The bill also allows the city to designate certain neighborhoods – most likely in west, central or southwest Louisville – as areas where delinquent tax bills are not offered for sale to third-party investors.
That means fewer outside interests will have claims on the equity in abandoned properties, which could make it easier to clear their title and make way for a new owner.
It’s the fifth state law change that Mayor Greg Fischer’s administration has secured over the years to deal with the city’s 8,200 abandoned structures and lots, spokesman Chris Poynter said.
“We’re slowly but surely making progress on this significant problem for our city,” Poynter said.
The bill, which only applies to Louisville Metro, cleared its final legislative hurdle April 1.
Sen. Morgan McGarvey, the bill’s lead sponsor, said it was a “big victory” to get legislation dealing with arcane property law issues through General Assembly.
He said lawmakers had to be assured that the new powers would not be hastily deployed against homeowners who might have missed a tax bill but haven’t abandoned their property.
“We are no way, shape or form expanding the power of eminent domain; we had to get a lot of people comfortable with that idea,” said McGarvey, a Democrat who represents the Highlands area.
“These are the worst of the worst properties — nobody wants them. The owner doesn’t want them. The bank doesn’t want them. The city doesn’t want them,” he added. “All of the safeguards remain in place to ensure this is only used on those properties no one wants.”
While abandoned houses rack up fines and can even be demolished by the city, Kentucky’s strong property rights make it costly and time-consuming to remove an absentee owner.
Properties often end up in perpetual disrepair because their title cannot easily be transferred to an owner who will correct the problems.
Fischer’s administration has begun filing foreclosure cases on a few hundred abandoned houses and lots.
But only once in the last decade has the city used a separate process – called spot condemnation – to strip an abandoned property from its owner through eminent domain.
SB 230 is aimed at making the spot condemnation process less costly. The process requires the city to pay the “market value” of the property to its owner and to any lienholders – like mortgage banks or tax lien holders.
But under the bill, the city commission approving the condemnation will be able to deduct from the property’s value the cost of fixing broken windows and other code violations or the cost of demolishing the house.
Jeana Dunlap, director of Metro government’s Office of Vacant and Public Property Administration, said spot condemnation still requires a judge’s approval and is not faster or cheaper than filing a foreclosure.
But the process ensures that a Metro government entity will end up taking title to the condemned property, whereas anyone can bid on properties that come up at foreclosure auctions, she said.
“When we are working on a neighborhood-level revitalization effort, we need more guarantees,” she said. “This terminates in a guaranteed opportunity for Metro to take title.”
Asked how many spot condemnations the city might undertake and how they will be funded, Dunlap said, “That is something we are in discussions about.”
The other change in the bill allows the city to designate certain properties or Census blocks in which to prohibit the sale of tax liens.
When absentee owners don’t pay their property taxes, companies like American Tax Funding and Tax Ease Lien Services can pay the bill on their behalf and file a lien against the property.
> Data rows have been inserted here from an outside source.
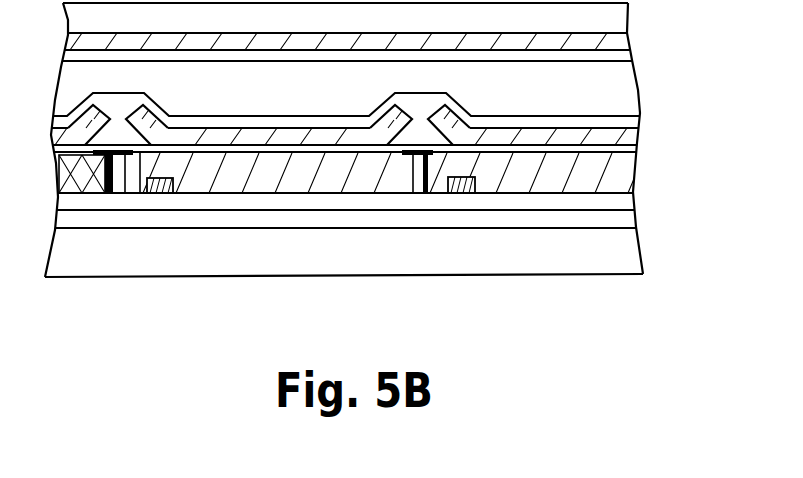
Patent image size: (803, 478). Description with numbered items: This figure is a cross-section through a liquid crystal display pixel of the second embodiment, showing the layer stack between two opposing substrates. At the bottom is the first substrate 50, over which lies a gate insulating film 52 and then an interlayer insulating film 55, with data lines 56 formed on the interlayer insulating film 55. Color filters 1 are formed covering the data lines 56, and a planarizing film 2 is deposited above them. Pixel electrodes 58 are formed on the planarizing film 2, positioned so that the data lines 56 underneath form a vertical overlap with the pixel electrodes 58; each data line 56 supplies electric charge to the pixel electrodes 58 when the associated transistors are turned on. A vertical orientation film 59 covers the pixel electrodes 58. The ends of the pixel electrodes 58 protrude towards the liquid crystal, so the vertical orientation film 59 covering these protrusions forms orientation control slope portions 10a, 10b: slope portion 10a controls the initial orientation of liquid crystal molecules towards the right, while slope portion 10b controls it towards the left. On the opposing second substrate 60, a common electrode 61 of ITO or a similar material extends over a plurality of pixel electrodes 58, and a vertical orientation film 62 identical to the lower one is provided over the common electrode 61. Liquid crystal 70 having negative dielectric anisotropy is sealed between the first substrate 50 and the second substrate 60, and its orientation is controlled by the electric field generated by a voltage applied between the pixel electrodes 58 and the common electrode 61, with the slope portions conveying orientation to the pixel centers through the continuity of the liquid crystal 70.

The second substrate 60 is at (618, 18).
The common electrode 61 is at (618, 38).
The vertical orientation film 62 is at (618, 55).
The liquid crystal 70 is at (618, 90).
The vertical orientation film 59 is at (640, 117).
The pixel electrode 58 is at (632, 142).
The orientation control slope portion 10a is at (150, 104).
The orientation control slope portion 10b is at (390, 106).
The planarizing film 2 is at (632, 148).
The color filter 1 is at (620, 173).
The data line 56 is at (458, 193).
The interlayer insulating film 55 is at (623, 198).
The gate insulating film 52 is at (623, 217).
The first substrate 50 is at (623, 253).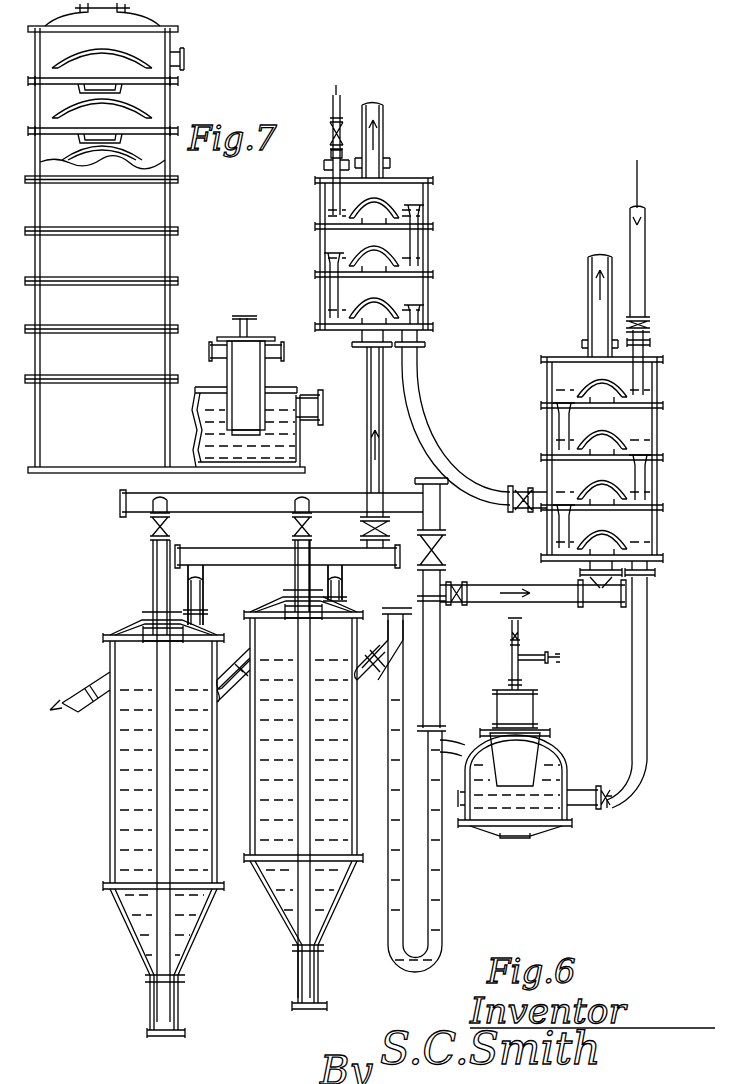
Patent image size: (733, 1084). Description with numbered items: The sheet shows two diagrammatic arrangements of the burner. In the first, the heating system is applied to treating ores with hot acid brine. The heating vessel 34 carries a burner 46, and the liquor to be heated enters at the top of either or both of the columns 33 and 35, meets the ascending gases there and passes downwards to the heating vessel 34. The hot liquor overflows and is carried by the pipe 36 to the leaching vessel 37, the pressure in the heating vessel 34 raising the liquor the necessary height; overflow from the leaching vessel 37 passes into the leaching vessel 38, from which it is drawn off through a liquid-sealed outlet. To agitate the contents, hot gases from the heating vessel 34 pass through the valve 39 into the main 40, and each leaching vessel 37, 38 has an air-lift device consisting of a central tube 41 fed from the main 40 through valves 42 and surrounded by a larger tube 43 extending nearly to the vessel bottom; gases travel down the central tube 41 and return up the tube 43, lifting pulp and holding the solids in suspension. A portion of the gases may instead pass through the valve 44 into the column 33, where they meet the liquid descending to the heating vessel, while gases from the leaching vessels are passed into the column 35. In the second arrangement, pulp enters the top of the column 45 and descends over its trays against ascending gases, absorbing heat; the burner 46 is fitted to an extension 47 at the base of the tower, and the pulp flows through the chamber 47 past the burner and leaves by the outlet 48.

In FIG. 6, the column 33 is at (547, 430).
In FIG. 6, the heating vessel 34 is at (567, 757).
In FIG. 6, the column 35 is at (380, 290).
In FIG. 6, the pipe 36 is at (442, 930).
In FIG. 6, the leaching vessel 37 is at (272, 905).
In FIG. 6, the leaching vessel 38 is at (150, 825).
In FIG. 6, the valve 39 is at (440, 542).
In FIG. 6, the main 40 is at (212, 502).
In FIG. 6, the central tube 41 is at (157, 665).
In FIG. 6, the valve 42 is at (158, 526).
In FIG. 6, the tube 43 is at (187, 665).
In FIG. 6, the valve 44 is at (460, 593).
In FIG. 7, the column 45 is at (155, 200).
In FIG. 7, the burner 46 is at (240, 352).
In FIG. 6, the burner 46 is at (518, 708).
In FIG. 7, the extension 47 is at (215, 447).
In FIG. 7, the outlet 48 is at (305, 405).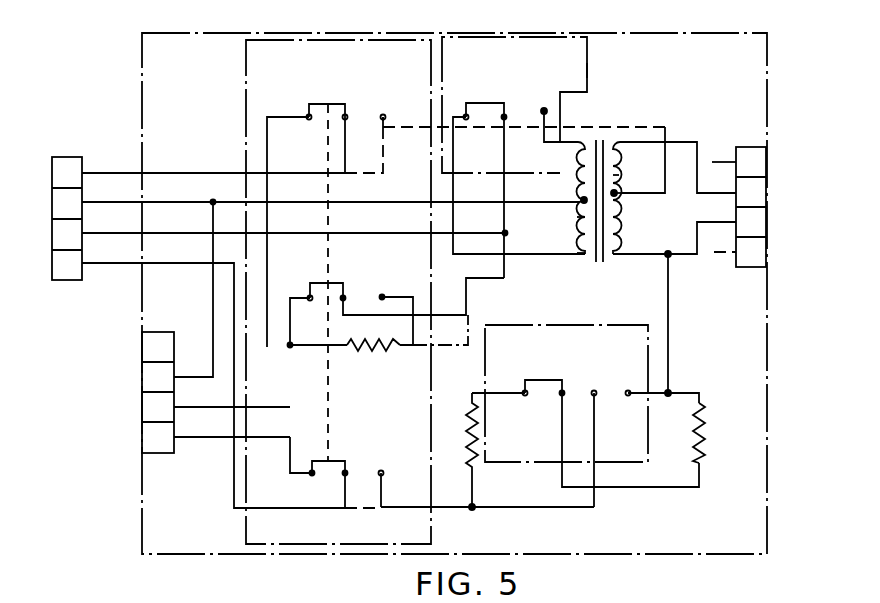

They’re entitled to get their money back with interest, including from any proceeds of the sale of the home.
Vacant homes often accumulate tax liens, adding third-parties with claims to the property.
SB 230 only applies to future years; it does not remove the many years of tax liens that problem properties have already racked up.
Louisville – with its merged city/county status — is the only municipality in the state that lacks discretion on whether to sell tax liens, McGarvey said.
Louisville Republican Sens. Julie Raque Adams and Dan Seum and Democrat Perry Clark co-sponsored the bill. Rep. Jerry Miller, an eastern Jefferson County Republican, and Shively Democrat Joni Jenkins helped it get through the House, McGarvey said.
“That shows how this is a real Louisville issue,” he said. “You are talking about both ends of the (political) spectrum there.”
SB 229, a related bill sponsored by McGarvey, Adams and Sen. Denise Harper Angel, never got off the ground in the Senate. It would have expanded the power of the city’s land bank authority, which receives unwanted properties.